Kevin Sabet
Kevin Abraham Sabet (born February 20, 1979) is a former three-time White House Office of National Drug Control Policy advisor, having been the only person appointed to that office by both a Republican (administration of George W. Bush) and Democrat (Obama administration and Clinton administration). He is also an assistant professor adjunct at Yale University Medical School, a fellow at Yale's Institution for Social and Policy Studies, and a columnist at ''Newsweek''.With Patrick J. Kennedy, Sabet co-founded Smart Approaches to Marijuana in Denver in January 2013, which has emerged as the leading opponent of marijuana legalization in the United States. In 2023, he and Kennedy founded the Foundation for Drug Policy Solutions, a think/action tank to tackle the addiction crisis. The US launch took place at the Clinton Foundation's Clinton Global Initiative and the University Club of New York, along with officials from the Clinton, Bush, and Obama administrations. A global launch at the United Nations Commission on Narcotic Drugs took place in 2024.
Sabet is the author of numerous articles and monographs including the book ''Reefer Sanity: Seven Great Myths About Marijuana'', now in its second edition, and his newest book, ''Smokescreen'', is distributed by Simon & Schuster. He announced on Twitter his new book on all drug policy will be published on Polity, likely in 2025.

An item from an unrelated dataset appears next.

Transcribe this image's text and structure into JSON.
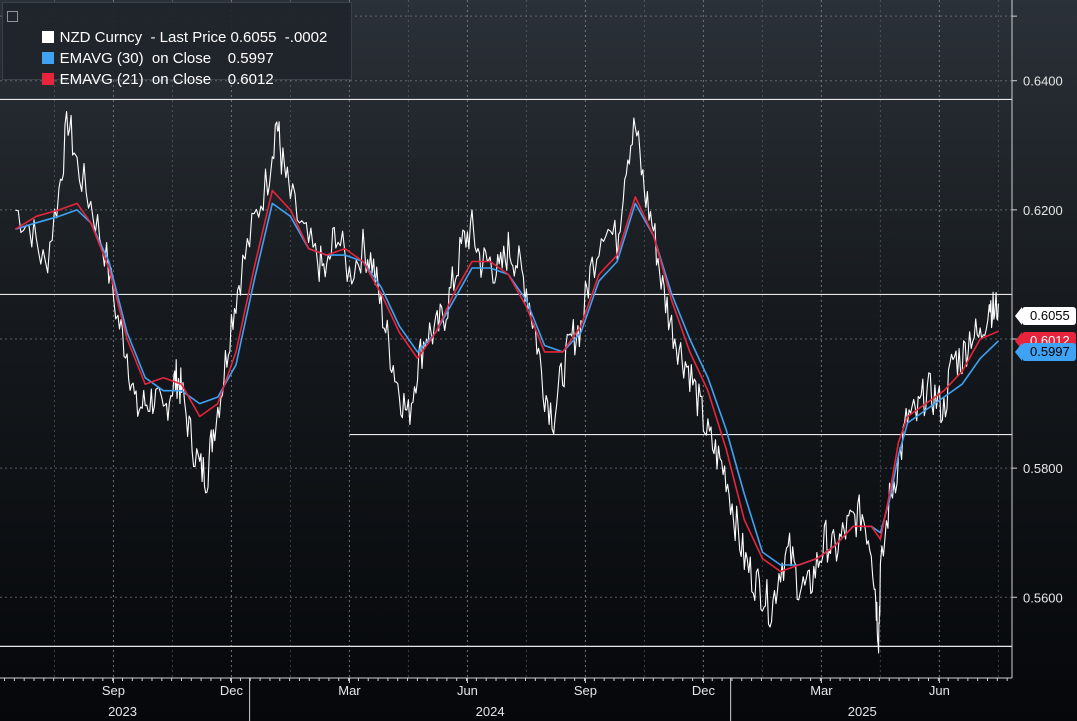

Sabet is the recipient of the Nils Bejerot Award given in conjunction with Queen Silvia of Sweden and was one of four Americans (along with Jonathan Caulkins, Bertha Madras, and Robert DuPont) invited to advise Pope Francis by the Vatican's Pontifical Academy of Sciences to discuss marijuana and other drug policy. He spoke in front of Jeff Bezos, Mark Zuckerberg, Warren Buffett, and others at the Allen and Company Sun Valley Investor's Conference in 2018 and is a regular attendee; he was seen at Sun Valley in one of his first public appearances since 2020 with Zuckerberg and Sheryl Sandberg in 2021.
Upon founding SAM, ''Salon'' called Sabet "the quarterback of the new anti-drug movement" and NBC News called him a "prodigy of drug politics".